Für eine Koalition mit den Grünen wiederum könnten die Mandate am Ende schon rechnerisch nicht reichen, deswegen unterstellen Beobachter Tillich ein Kalkül: Der Nicht-Ausschluss der AfD als Partner soll lediglich verhindern, dass die vermutlich Stimmen hinzugewinnende SPD sich in Koalitionsverhandlungen allzu sehr aufplustern könnte. Dass die CDU tatsächlich ein Bündnis mit der AfD eingehen könnte, damit rechnet kaum jemand. Für diese wird die Wahl wohl dennoch ein Erfolg: Es gilt als im Grunde sicher, dass die AfD das erste Mal in ein Landesparlament einziehen wird.

Schon bei den Wahlen zum Bundestag 2013 und zum Europaparlament im Mai hatte sie in Sachsen außergewöhnlich gute Ergebnisse geholt.
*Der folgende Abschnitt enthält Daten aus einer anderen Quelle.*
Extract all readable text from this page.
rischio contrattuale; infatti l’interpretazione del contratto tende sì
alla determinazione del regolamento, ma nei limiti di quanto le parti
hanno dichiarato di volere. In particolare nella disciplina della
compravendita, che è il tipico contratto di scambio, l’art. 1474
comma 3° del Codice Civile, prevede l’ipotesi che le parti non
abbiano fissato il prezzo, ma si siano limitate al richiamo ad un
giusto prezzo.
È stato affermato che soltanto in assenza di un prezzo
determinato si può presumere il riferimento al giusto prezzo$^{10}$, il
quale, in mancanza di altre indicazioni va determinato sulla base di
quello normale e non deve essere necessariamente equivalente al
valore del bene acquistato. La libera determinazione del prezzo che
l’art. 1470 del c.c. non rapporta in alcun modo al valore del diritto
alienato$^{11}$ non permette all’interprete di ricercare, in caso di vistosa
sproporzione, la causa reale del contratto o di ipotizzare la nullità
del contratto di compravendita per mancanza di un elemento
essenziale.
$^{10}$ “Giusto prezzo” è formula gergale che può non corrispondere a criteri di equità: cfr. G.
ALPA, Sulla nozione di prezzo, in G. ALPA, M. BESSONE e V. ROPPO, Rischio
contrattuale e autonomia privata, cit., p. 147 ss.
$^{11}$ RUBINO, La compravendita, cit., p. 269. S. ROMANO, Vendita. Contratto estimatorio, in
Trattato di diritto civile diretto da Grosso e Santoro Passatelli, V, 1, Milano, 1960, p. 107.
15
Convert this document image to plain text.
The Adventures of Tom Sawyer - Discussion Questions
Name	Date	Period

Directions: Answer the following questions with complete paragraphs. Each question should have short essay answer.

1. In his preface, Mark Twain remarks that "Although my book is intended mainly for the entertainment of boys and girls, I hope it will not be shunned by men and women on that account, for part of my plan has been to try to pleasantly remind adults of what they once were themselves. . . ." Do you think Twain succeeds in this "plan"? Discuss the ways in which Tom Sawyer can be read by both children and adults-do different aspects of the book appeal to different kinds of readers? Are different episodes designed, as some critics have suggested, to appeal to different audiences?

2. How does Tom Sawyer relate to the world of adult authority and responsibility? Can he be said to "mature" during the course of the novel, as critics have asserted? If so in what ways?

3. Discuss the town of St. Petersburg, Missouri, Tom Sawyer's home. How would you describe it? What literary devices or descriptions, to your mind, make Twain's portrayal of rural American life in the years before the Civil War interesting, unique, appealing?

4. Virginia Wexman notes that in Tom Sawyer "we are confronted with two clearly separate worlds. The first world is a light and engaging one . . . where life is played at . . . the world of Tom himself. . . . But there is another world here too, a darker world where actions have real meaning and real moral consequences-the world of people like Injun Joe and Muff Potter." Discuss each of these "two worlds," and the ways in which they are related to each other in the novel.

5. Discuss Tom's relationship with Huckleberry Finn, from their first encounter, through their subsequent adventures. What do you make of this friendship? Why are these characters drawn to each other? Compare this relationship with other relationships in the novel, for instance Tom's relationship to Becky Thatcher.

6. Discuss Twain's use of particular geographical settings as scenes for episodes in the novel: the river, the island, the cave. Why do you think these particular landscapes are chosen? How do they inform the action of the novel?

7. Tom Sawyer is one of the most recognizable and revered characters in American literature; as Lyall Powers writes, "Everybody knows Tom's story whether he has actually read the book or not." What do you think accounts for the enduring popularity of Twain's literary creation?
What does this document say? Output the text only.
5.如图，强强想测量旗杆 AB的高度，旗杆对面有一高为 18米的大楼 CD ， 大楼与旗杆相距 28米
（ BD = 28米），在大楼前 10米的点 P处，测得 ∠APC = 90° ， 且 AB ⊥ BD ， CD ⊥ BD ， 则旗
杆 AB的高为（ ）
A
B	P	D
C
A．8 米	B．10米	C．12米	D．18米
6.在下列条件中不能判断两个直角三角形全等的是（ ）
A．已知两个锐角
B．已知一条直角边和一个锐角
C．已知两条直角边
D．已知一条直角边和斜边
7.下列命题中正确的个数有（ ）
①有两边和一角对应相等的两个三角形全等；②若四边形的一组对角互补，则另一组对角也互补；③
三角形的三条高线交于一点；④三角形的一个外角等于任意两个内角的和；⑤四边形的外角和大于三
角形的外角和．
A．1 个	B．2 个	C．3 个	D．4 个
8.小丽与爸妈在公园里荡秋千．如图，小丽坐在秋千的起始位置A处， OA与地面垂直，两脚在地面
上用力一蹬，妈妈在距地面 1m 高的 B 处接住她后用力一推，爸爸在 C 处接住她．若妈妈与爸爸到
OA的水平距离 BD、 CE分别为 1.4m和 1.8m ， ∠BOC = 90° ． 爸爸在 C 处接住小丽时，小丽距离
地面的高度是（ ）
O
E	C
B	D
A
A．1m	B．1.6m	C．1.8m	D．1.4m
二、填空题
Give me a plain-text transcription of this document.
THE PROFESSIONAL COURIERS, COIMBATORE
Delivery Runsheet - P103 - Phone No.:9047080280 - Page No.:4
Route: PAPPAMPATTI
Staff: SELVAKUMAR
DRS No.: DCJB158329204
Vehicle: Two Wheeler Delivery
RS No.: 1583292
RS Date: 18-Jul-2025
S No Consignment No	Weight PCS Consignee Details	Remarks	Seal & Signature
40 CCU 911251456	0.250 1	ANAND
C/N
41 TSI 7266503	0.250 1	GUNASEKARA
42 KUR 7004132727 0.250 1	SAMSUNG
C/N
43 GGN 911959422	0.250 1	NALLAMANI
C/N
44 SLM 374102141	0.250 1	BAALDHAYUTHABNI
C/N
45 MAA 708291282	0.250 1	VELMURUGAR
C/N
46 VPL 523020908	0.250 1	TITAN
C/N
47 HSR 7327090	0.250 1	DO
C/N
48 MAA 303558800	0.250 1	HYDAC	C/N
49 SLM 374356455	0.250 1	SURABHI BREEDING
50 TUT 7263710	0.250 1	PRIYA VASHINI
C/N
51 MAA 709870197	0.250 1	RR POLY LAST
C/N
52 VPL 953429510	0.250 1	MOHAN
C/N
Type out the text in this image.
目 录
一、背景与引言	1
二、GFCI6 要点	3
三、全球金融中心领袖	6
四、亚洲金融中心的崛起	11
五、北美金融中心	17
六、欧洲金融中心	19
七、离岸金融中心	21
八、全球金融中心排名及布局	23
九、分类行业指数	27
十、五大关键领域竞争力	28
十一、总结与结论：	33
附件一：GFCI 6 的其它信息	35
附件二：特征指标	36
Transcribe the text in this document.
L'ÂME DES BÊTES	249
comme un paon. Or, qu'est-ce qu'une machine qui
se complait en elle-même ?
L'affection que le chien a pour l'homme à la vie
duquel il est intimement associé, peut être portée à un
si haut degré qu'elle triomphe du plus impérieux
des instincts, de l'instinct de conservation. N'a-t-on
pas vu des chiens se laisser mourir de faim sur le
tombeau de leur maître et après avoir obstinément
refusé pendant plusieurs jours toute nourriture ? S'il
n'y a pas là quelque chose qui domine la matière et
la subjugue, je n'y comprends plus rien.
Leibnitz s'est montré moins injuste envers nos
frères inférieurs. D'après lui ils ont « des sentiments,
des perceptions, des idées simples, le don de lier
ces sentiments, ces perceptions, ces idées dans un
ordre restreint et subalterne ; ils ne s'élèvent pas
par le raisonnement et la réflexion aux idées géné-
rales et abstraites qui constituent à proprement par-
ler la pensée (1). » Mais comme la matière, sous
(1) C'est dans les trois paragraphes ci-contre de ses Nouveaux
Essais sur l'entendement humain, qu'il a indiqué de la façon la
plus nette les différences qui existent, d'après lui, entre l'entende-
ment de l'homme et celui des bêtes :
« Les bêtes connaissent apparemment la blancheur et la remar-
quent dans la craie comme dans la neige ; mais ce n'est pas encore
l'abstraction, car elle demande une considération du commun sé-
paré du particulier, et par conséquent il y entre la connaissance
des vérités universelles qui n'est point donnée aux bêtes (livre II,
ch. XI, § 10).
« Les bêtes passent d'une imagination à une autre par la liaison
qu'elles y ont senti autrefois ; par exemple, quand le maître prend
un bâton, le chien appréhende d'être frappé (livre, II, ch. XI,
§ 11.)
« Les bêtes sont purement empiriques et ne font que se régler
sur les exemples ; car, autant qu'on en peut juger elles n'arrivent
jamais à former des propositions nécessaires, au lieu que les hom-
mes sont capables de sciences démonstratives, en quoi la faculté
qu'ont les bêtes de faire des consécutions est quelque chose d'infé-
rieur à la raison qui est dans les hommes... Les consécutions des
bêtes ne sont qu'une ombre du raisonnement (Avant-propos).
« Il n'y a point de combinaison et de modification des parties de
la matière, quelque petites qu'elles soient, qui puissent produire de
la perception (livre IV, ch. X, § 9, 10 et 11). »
Den Einzug werden wohl auch die Ermittlungen wegen Insolvenzverschleppung gegen Spitzenkandidatin Frauke Petry nicht gefährden, die gerade publik wurden.

Schafft die NPD es wieder in den Landtag?

Außer der Premiere der AfD könnte auch der Einzug einer weiteren Partei Aufregung verursachen. Seit zehn Jahren sitzt die NPD im Landtag, noch vor Kurzem schien es, als käme kein weiteres hinzu. Nun liegt sie bei fünf Prozent. Ihr Ergebnis könnte noch begünstigt werden durch eine geringe Wahlbeteiligung. Auch gibt es die Ahnung, dass sich in der Regel nicht alle ihre Wähler in den Umfragen vorab zu erkennen geben.

Ein Ausscheiden würde die ohnehin klamme Partei vor allem finanziell schwächen. Den Wahlkampf finanzierte die NPD erheblich aus Spenden, die wiederum in erheblichem Maß von den eigenen Abgeordneten kommen, aus deren Diäten. Ein Thema hat die Partei verlässlich hässlich in der Asylpolitik gefunden. Sie warnt in Kundgebungen vor der Überfremdung Sachsens. Dessen Ausländeranteil liegt übrigens bei gerade 2,2 Prozent.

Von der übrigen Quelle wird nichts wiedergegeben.